The kinetic pace of trastuzumab development highlights 2 significant findings that are already shaping the future of targeted therapies: (1) single agents are not sufficient to completely target complex signaling networks; numerous clinical trials are now exploring the efficacy of trastuzumab in combination with other targeted agents, including PI3K and Hsp90 inhibitors, as well as antiestrogen and antiangiogenic therapies; and (2) it is vital to identify patients who will most likely respond to targeted therapies via molecular testing.

Considerable controversy exists over defining HER2 overexpression. Studies suggest up to 20% of current HER2 testing worldwide may deliver false positives or false negatives, according to the American Society of Clinical Oncology (ASCO). Edith A. Perez, MD, deputy director of the Mayo Clinic Cancer Center in Jacksonville, Florida, aims to help settle this question through the North Central Cancer Treatment Group N9831 Adjuvant Trastuzumab Trial.

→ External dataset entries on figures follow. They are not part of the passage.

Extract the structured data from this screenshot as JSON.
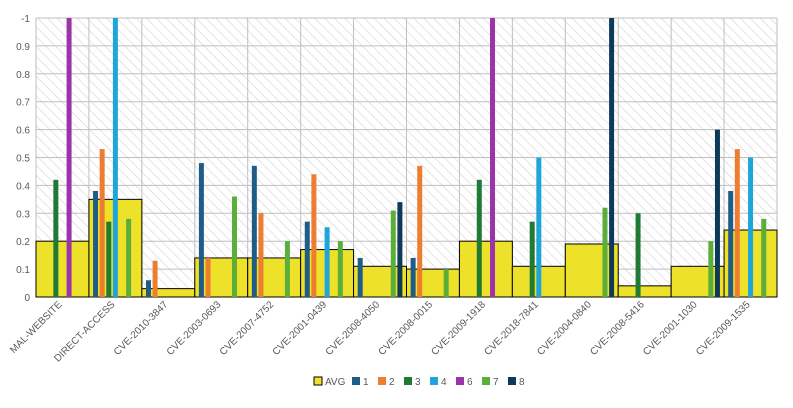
{
  "chart_data": {
    "type": "bar",
    "title": "",
    "xlabel": "",
    "ylabel": "",
    "ylim": [
      0,
      1
    ],
    "y_ticks": [
      "0",
      "0.1",
      "0.2",
      "0.3",
      "0.4",
      "0.5",
      "0.6",
      "0.7",
      "0.8",
      "0.9",
      "-1"
    ],
    "categories": [
      "MAL-WEBSITE",
      "DIRECT-ACCESS",
      "CVE-2010-3847",
      "CVE-2003-0693",
      "CVE-2007-4752",
      "CVE-2001-0439",
      "CVE-2008-4050",
      "CVE-2008-0015",
      "CVE-2009-1918",
      "CVE-2018-7841",
      "CVE-2004-0840",
      "CVE-2008-5416",
      "CVE-2001-1030",
      "CVE-2009-1535"
    ],
    "avg": {
      "name": "AVG",
      "color": "#EEE12A",
      "values": [
        0.2,
        0.35,
        0.03,
        0.14,
        0.14,
        0.17,
        0.11,
        0.1,
        0.2,
        0.11,
        0.19,
        0.04,
        0.11,
        0.24
      ]
    },
    "series": [
      {
        "name": "1",
        "color": "#1F5C88",
        "values": [
          null,
          0.38,
          0.06,
          0.48,
          0.47,
          0.27,
          0.14,
          0.14,
          null,
          null,
          null,
          null,
          null,
          0.38
        ]
      },
      {
        "name": "2",
        "color": "#ED7D31",
        "values": [
          null,
          0.53,
          0.13,
          0.14,
          0.3,
          0.44,
          null,
          0.47,
          null,
          null,
          null,
          null,
          null,
          0.53
        ]
      },
      {
        "name": "3",
        "color": "#1E7A35",
        "values": [
          0.42,
          0.27,
          null,
          null,
          null,
          null,
          null,
          null,
          0.42,
          0.27,
          null,
          0.3,
          null,
          null
        ]
      },
      {
        "name": "4",
        "color": "#1FA5DB",
        "values": [
          null,
          1.0,
          null,
          null,
          null,
          0.25,
          null,
          null,
          null,
          0.5,
          null,
          null,
          null,
          0.5
        ]
      },
      {
        "name": "6",
        "color": "#9B34A8",
        "values": [
          1.0,
          null,
          null,
          null,
          null,
          null,
          null,
          null,
          1.0,
          null,
          null,
          null,
          null,
          null
        ]
      },
      {
        "name": "7",
        "color": "#5BAE3A",
        "values": [
          null,
          0.28,
          null,
          0.36,
          0.2,
          0.2,
          0.31,
          0.1,
          null,
          null,
          0.32,
          null,
          0.2,
          0.28
        ]
      },
      {
        "name": "8",
        "color": "#0E3A5A",
        "values": [
          null,
          null,
          null,
          null,
          null,
          null,
          0.34,
          null,
          null,
          null,
          1.0,
          null,
          0.6,
          null
        ]
      }
    ],
    "legend_position": "bottom",
    "grid": true
  }
}
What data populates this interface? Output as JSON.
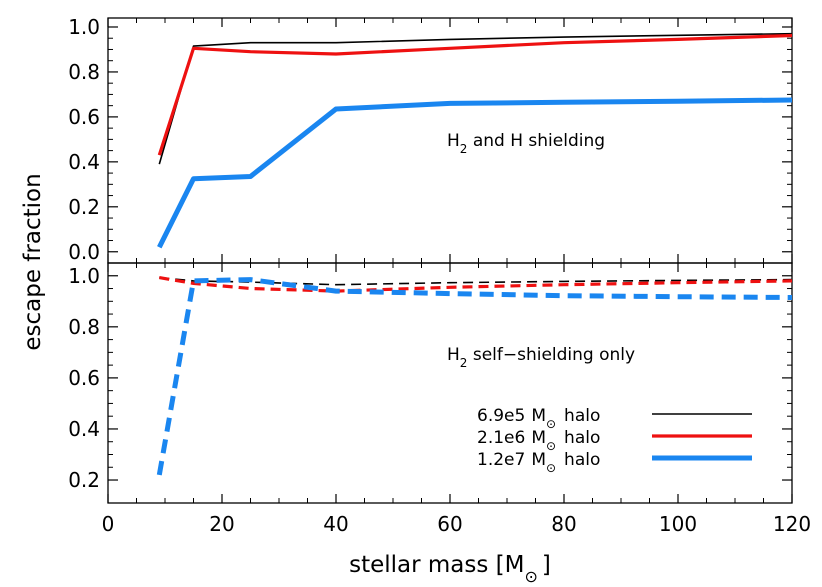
{
  "chart_data": {
    "type": "line",
    "xlabel": "stellar mass [M",
    "xlabel_unit_symbol": "⊙",
    "xlabel_close": "]",
    "ylabel": "escape fraction",
    "xlim": [
      0,
      120
    ],
    "x_ticks": [
      "0",
      "20",
      "40",
      "60",
      "80",
      "100",
      "120"
    ],
    "grid": false,
    "legend_placement": "lower-right of bottom panel",
    "legend": [
      {
        "value": "6.9e5",
        "unit": "M",
        "symbol": "⊙",
        "suffix": "halo",
        "color": "#000000",
        "style": "thin solid"
      },
      {
        "value": "2.1e6",
        "unit": "M",
        "symbol": "⊙",
        "suffix": "halo",
        "color": "#ee1111",
        "style": "medium solid"
      },
      {
        "value": "1.2e7",
        "unit": "M",
        "symbol": "⊙",
        "suffix": "halo",
        "color": "#1a86f0",
        "style": "thick solid"
      }
    ],
    "panels": [
      {
        "name": "top",
        "annotation": {
          "pre": "H",
          "sub": "2",
          "post": " and H shielding"
        },
        "ylim": [
          -0.05,
          1.04
        ],
        "y_ticks": [
          "0.0",
          "0.2",
          "0.4",
          "0.6",
          "0.8",
          "1.0"
        ],
        "line_style": "solid",
        "series": [
          {
            "color": "#000000",
            "x": [
              9,
              15,
              25,
              40,
              60,
              80,
              100,
              120
            ],
            "y": [
              0.39,
              0.915,
              0.93,
              0.93,
              0.945,
              0.955,
              0.963,
              0.97
            ]
          },
          {
            "color": "#ee1111",
            "x": [
              9,
              15,
              25,
              40,
              60,
              80,
              100,
              120
            ],
            "y": [
              0.43,
              0.905,
              0.89,
              0.88,
              0.905,
              0.93,
              0.945,
              0.962
            ]
          },
          {
            "color": "#1a86f0",
            "x": [
              9,
              15,
              25,
              40,
              60,
              80,
              100,
              120
            ],
            "y": [
              0.02,
              0.325,
              0.335,
              0.635,
              0.66,
              0.665,
              0.67,
              0.675
            ]
          }
        ]
      },
      {
        "name": "bottom",
        "annotation": {
          "pre": "H",
          "sub": "2",
          "post": " self−shielding only"
        },
        "ylim": [
          0.11,
          1.05
        ],
        "y_ticks": [
          "0.2",
          "0.4",
          "0.6",
          "0.8",
          "1.0"
        ],
        "line_style": "dashed",
        "series": [
          {
            "color": "#000000",
            "x": [
              9,
              15,
              25,
              40,
              60,
              80,
              100,
              120
            ],
            "y": [
              0.993,
              0.98,
              0.975,
              0.965,
              0.973,
              0.978,
              0.982,
              0.985
            ]
          },
          {
            "color": "#ee1111",
            "x": [
              9,
              15,
              25,
              40,
              60,
              80,
              100,
              120
            ],
            "y": [
              0.993,
              0.97,
              0.95,
              0.94,
              0.955,
              0.965,
              0.973,
              0.98
            ]
          },
          {
            "color": "#1a86f0",
            "x": [
              9,
              15,
              25,
              40,
              60,
              80,
              100,
              120
            ],
            "y": [
              0.22,
              0.98,
              0.985,
              0.94,
              0.93,
              0.922,
              0.918,
              0.915
            ]
          }
        ]
      }
    ]
  }
}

There are currently several FDA-approved methods for evaluating HER2 expression: fluorescence in situ hybridization (FISH) and immunohistochemistry via HerceptTest™ (Dako), or the HER2/neu rabbit monoclonal antibody test (Ventana Medical Systems, Inc).

The FDA recently approved a new test for detecting HER2 overexpression. New Genetic Test Aids Detection of HER2 Positive Breast Cancer

Key Research

  • Adams CW, Allison DE, Flagella K, et al. Humanization of a recombinant monoclonal antibody to produce a therapeutic HER dimerization inhibitor, pertuzumab. Cancer Immunol Immunother. 2006;55: 717-727.
  • Arteaga CL. Role of the HER2 pathway in cancer and cancer therapy. Medscape CME/CE. HER2 Lecture. Accessed May 28, 2011.
  • Chang JC. HER2 inhibition: From discovery to clinical practice. Clin Cancer Res. 2007;13:1-3.
  • De P, Leyland-Jones B. Whither HER2-related therapeutics? J Clin Oncol. 2010;28(7):1091-1096.
  • Gutierrez C. and Schiff R. HER2: biology, detection and clinical implications. Arch Pathol Lab Med. 2011;135: 55-62.
  • Hortobagyi GN. Trastuzumab in the treatment of breast cancer. N Engl J Med. 2005;353(16):1734-1736.
  • Holbro T, Civenni G, Hynes NE. The ErbB receptors and their role in cancer progression. Exp Cell Res. 2003;284:99-110.
  • Murphy CG, Modi S. HER2 breast cancer therapies: a review. Biologics: Targets & Therapy. 2009;3:289-301.
  • Piccart-Gebhart MJ, Procter M, Leyland-Jones B, et al. Trastuzumab after adjuvant chemotherapy in HER2-positive breast cancer. N Engl J Med. 2005;353:1659-1672.
  • Romond EH, Perez EA, Bryant J, et al. Trastuzumab plus adjuvant chemotherapy for operable HER2-positive breast cancer. N Engl J Med. 2005; 353(16):1673-1684.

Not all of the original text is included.